Domestic violence, also called domestic abuse, is complex and it may take many forms. It can encompass, but is not limited to psychological, physical, sexual, economic and emotional forms of abuse. It can occur to anyone regardless of age, race, disability, sexuality, class, or income. The perpetrator of domestic abuse can be of any gender, and the victim can be of any gender. Although most alleged or known perpetrators of domestic abuse are men, this is partly a reflection of the position of men in our society but may also reflect the potential under-reporting of domestic abuse by men.

It can involve many different acts and behaviours. These include physical violence, manipulation, isolation, control, and use of threats and humiliation which harm, frighten or punish. It can be seen in any incident or pattern of incidents of controlling, coercive, threatening behaviour, violence or abuse.

Abuse may involve areas of risk that are complex and require safeguarding support from specialist agencies. These may include so-called ‘honour-based violence’, forced marriage, female genital mutilation, child to adult abuse and elder abuse, or financial abuse.
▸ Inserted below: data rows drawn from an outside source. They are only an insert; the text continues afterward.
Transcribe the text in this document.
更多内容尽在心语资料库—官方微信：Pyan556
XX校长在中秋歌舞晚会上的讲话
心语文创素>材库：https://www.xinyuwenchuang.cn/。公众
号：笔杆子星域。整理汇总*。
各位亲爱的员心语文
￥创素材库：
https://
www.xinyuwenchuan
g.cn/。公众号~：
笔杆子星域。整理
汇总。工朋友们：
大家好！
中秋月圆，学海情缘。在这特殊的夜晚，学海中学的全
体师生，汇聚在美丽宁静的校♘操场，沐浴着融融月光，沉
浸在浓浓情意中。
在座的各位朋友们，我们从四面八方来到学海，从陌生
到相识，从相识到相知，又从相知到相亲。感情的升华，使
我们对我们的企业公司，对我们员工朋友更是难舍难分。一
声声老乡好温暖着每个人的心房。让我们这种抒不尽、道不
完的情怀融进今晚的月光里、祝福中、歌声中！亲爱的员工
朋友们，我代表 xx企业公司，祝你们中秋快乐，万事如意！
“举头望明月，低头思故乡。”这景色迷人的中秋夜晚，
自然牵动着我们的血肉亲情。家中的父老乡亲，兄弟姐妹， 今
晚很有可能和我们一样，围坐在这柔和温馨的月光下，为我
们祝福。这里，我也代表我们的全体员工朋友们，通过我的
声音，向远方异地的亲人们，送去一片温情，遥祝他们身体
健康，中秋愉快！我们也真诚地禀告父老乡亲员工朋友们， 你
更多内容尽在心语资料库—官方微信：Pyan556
Domestic violence can happen against anyone, and anybody can be an abuser.

How to identify domestic abuse?

Every act of domestic violence must be acknowledged, identified and stopped.

Controlling behaviour is a range of acts designed to make a person subordinate and/or dependent by isolating them from sources of support, exploiting their resources and capacities for personal gain, depriving them of the means needed for independence, resistance and escape, and regulating their everyday behaviour.

Coercive behaviour is an act or a pattern of acts of assault, threats, humiliation and intimidation or other abuse that is used to harm, punish, or frighten a person.

How to identify Financial Abuse? What support is available?

Domestic abuse may also involve financial abuse. This happens where the perpetrator uses financial means to control the victim, by taking control of household finances such as wages, benefits and bank accounts, perhaps preventing a victim from working or forcing them to take out loans and credit cards.

Where the victim is forced or influenced to take out debts, specialist debt advice should always be sought to establish if the liability to those debts could be challenged or to discuss all the other available options. Call Debt Free London Freephone number on 08081642480 or visit

How to stop Domestic abuse? What support is available?

Call the police on 999 if you see, hear, or suspect someone you know is in immediate danger:

Download free The Bright Sky mobile app

This App provides support and information to anyone who may be experiencing domestic abuse or is concerned about someone they know.


0800 555 111

Freephone National Domestic Abuse Helpline, run by Refuge for Women

0808 200 0247

Galop (for lesbian, gay, bisexual and transgender people)

0800 999 5428

Men’s Advice Line

0808 801 0327

Rape Crisis (England and Wales)

0808 802 9999

Honour Network Helpline

0800 599 9247

Action on Elder Abuse

0808 808 8141

National Stalking Helpline

0808 802 0300

Respect Phoneline  help for abusers to stop their violent behaviour

 0808 802 4040

One Response

  1. David Adam says:

    Thanks for this sobering but informative blog to help raise awareness of a tragic but all to common problem affecting far too many people. David A.